C’est donc à cette notion de genius loci ou esprit du lieu, entre matérialité et immatérialité, qu’il faut rapprocher les maquettes et autres studios de Philippe de Gobert. En témoigne ses « archives improbables » faites de superposition d’une image documentaire et d’une photographie tirée de l’une de ses maquettes imaginaires. Le résultat est une image complexe, dont on ne peut dissocier l’architecture d’origine de celle forgée par l’artiste. La fiction et le réel sont à jamais imbriqués dans une éternité photographique. Parfois, une ombre ou une tache donne l’impression qu’une présence fantomatique habite l’image. Peut-être s’agit-il du génie du lieu, qui selon la croyance, protège et défend la maison contre les mauvais sorts.

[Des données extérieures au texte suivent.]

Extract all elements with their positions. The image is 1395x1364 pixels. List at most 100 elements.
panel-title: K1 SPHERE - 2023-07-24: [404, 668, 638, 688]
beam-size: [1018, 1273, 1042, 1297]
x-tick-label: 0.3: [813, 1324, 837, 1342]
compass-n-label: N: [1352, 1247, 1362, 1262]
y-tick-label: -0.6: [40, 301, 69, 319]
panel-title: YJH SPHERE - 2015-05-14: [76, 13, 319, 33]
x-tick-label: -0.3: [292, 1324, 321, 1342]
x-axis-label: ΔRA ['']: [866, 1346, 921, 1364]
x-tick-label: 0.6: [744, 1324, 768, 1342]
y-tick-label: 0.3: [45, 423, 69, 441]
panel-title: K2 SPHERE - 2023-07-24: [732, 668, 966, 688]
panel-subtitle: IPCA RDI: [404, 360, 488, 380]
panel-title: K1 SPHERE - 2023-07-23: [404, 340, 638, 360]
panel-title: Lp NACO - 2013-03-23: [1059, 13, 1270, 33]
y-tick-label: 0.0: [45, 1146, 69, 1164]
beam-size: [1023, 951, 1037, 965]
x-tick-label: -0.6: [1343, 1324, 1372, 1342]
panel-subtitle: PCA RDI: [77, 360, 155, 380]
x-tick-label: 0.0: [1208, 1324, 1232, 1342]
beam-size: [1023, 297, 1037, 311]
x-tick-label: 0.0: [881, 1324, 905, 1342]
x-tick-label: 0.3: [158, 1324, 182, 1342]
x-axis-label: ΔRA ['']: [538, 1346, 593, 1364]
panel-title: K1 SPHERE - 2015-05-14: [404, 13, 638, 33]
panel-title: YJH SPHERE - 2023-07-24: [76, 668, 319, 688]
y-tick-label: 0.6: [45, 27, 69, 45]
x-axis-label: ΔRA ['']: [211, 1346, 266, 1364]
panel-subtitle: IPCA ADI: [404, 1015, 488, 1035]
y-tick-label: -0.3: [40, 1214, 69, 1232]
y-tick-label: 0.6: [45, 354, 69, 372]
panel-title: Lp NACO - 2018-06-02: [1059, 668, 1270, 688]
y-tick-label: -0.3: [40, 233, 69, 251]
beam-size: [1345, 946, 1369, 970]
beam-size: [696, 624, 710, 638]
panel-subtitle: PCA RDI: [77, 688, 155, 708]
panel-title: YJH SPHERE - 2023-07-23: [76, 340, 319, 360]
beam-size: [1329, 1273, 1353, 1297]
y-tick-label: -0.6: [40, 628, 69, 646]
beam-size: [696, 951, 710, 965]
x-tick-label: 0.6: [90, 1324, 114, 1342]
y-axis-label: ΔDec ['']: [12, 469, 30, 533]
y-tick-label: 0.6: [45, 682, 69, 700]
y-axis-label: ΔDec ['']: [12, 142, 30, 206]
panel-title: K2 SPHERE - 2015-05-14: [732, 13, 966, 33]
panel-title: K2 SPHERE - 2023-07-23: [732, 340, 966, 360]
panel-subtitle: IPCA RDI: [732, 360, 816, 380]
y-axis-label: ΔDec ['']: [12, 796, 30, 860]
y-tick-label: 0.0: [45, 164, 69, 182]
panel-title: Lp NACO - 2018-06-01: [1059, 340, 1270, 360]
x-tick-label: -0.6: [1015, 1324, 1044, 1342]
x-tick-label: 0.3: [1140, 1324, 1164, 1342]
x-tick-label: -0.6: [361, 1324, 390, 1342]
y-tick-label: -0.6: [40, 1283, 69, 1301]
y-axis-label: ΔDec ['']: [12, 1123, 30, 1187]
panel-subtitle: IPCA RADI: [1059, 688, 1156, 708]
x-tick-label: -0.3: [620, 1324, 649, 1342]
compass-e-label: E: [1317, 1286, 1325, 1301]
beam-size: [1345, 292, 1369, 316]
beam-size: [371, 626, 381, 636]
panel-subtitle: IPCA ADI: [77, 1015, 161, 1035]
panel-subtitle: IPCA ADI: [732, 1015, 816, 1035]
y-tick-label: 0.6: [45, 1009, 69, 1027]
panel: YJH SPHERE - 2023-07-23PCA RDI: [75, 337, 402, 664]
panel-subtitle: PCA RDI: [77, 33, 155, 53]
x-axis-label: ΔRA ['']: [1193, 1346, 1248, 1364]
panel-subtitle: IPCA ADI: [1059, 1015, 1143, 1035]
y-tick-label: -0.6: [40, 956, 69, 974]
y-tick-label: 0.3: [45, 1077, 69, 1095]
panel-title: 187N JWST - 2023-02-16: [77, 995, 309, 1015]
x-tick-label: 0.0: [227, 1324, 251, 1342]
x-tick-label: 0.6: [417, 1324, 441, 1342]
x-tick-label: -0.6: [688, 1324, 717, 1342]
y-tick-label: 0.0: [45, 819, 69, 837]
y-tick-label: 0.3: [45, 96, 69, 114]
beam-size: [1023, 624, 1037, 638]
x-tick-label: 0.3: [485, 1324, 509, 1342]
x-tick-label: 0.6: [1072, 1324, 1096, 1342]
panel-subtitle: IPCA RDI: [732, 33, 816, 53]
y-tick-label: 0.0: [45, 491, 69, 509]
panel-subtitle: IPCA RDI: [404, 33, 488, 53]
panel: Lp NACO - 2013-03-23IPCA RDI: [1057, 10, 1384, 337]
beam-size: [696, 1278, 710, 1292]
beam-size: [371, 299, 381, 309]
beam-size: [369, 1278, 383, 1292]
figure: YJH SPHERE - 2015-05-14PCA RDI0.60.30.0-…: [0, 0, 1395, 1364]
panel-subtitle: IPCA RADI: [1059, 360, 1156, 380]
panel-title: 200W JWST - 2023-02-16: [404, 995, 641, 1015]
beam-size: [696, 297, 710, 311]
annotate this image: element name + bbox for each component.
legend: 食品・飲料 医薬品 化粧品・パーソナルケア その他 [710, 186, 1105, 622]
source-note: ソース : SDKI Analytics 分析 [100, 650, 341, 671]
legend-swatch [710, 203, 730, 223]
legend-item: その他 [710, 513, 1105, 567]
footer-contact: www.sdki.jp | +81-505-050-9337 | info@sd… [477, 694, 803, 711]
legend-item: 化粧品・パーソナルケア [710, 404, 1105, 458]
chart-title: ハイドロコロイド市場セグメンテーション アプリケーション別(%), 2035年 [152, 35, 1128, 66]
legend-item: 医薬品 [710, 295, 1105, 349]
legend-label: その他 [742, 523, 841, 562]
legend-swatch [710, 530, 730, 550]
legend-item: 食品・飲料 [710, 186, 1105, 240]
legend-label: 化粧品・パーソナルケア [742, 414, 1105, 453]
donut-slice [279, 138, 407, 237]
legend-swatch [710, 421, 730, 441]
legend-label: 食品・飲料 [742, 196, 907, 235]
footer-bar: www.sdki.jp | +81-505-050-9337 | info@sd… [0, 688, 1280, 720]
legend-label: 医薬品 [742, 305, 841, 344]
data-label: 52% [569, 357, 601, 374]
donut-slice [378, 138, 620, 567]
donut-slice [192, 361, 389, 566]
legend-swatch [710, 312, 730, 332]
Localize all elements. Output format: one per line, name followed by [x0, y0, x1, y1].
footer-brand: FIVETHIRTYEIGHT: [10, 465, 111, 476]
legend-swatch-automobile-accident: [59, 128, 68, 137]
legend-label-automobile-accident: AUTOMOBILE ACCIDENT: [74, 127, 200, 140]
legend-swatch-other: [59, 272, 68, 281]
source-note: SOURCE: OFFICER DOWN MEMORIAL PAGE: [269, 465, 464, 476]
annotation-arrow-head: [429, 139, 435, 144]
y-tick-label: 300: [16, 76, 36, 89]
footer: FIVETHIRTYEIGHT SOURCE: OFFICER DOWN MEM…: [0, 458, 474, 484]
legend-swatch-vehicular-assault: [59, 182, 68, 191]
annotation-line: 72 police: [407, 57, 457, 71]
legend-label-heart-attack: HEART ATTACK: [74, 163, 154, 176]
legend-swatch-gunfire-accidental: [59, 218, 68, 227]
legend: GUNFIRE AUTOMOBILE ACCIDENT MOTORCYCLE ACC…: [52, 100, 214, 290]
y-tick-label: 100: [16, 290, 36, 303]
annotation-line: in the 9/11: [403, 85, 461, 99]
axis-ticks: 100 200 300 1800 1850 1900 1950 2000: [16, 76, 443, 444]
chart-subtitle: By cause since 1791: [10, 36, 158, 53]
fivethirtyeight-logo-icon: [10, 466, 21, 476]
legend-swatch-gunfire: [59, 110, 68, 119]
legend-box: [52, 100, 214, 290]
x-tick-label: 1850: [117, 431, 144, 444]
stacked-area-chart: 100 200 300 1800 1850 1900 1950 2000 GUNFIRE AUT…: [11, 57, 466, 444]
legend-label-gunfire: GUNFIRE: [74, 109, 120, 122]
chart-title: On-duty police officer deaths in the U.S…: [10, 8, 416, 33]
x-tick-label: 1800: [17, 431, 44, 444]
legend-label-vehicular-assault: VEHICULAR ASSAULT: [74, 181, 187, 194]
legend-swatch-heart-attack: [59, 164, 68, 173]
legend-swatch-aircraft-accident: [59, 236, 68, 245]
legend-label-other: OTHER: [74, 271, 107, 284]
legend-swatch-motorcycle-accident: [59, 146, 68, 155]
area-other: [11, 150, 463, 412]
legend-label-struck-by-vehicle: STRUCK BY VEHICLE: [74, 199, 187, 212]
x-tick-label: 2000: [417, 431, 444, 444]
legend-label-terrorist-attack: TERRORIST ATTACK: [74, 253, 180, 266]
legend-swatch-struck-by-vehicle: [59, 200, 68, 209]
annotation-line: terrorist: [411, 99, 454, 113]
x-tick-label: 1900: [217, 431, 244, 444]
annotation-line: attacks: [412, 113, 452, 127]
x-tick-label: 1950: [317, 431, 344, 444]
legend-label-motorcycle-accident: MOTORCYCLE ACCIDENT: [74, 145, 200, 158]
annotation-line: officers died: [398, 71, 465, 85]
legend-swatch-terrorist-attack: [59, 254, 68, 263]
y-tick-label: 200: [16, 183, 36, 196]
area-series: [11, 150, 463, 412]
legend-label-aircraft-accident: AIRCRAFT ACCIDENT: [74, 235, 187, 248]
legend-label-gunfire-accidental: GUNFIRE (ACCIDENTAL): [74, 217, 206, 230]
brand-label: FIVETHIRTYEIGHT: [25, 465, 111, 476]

Ce qui semble avant tout intéresser l’artiste, c’est l’immobilité et l’atemporalité de cet espace de travail qu’est l’atelier. Un lieu de création où le temps est suspendu, grâce à ce fil tendu du work in progress, car il y a toujours quelque part dans un recoin de l’atelier, quelque chose en train de se faire : une toile en jachère, un collage à moitié nu. C’est l’espace de tous les possibles, des vagabondages imaginaires aux réalisations les plus concrètes.
À la fin du mois de mars, la galerie Flux à Liège présentera un parcours rétrospectif de l’œuvre de Philippe De Gobert, qui a beaucoup été montrée à l’étranger, mais peu en Belgique. L’exposition intitulée « Clair de lune rue paradis » regroupera une sélection d’œuvres plus historiques, comme les artist’s studio et les archives improbables, qui seront exposées au rez-de-chaussée, tandis qu’au premier étage on retrouvera des œuvres récentes et de plus grands formats, dont les perspectives piranésiennes. Au cœur de cet accrochage, une photographie donne son nom à l’exposition. Un clair de lune découpé à même la paroi de l’atelier inonde de sa lumière des objets voilés de mystère. Ce pourrait bien être le décor du Pierrot lunaire d’Albert Giraud, tel que décrit dans ces vers :
La lune, d’un rais mince et lent,
Avec des douceurs d’agonie,
Caresse de son ironie,
Comme un lumineux archet blanc,
L’âme du violon tremblant
Pierrot, symbole de l’artiste absorbé par sa rêverie, s’est une fois de plus absenté de l’atelier. Reste la lune sa muse, emblème de la poésie.
Septembre Tiberghien
1 Brian O’Doherty, « L’atelier et le cube, Du rapport entre le lieu où l’art est fabriqué et le lieu où l’art est exposé », texte daté de 2008, dans White cube, L’espace de la galerie et son idéologie (traduction française de Inside the white cube), JRP Ringier, collection Lectures Maison rouge, Paris, Zurich, 2008, p. 156.
2 Claude Lévi-Strauss, La pensée sauvage, Paris, Edition Plon, 1960. Voir la description du bricoleur p. 27.
3 Brian O’Doherty, op.cit, p. 165.
4 Albert Giraud, « Pierrot lunaire » dans Héros et Pierrots, Librairie Fischbacher, collection des poètes français de l’étranger, 1898, p.140.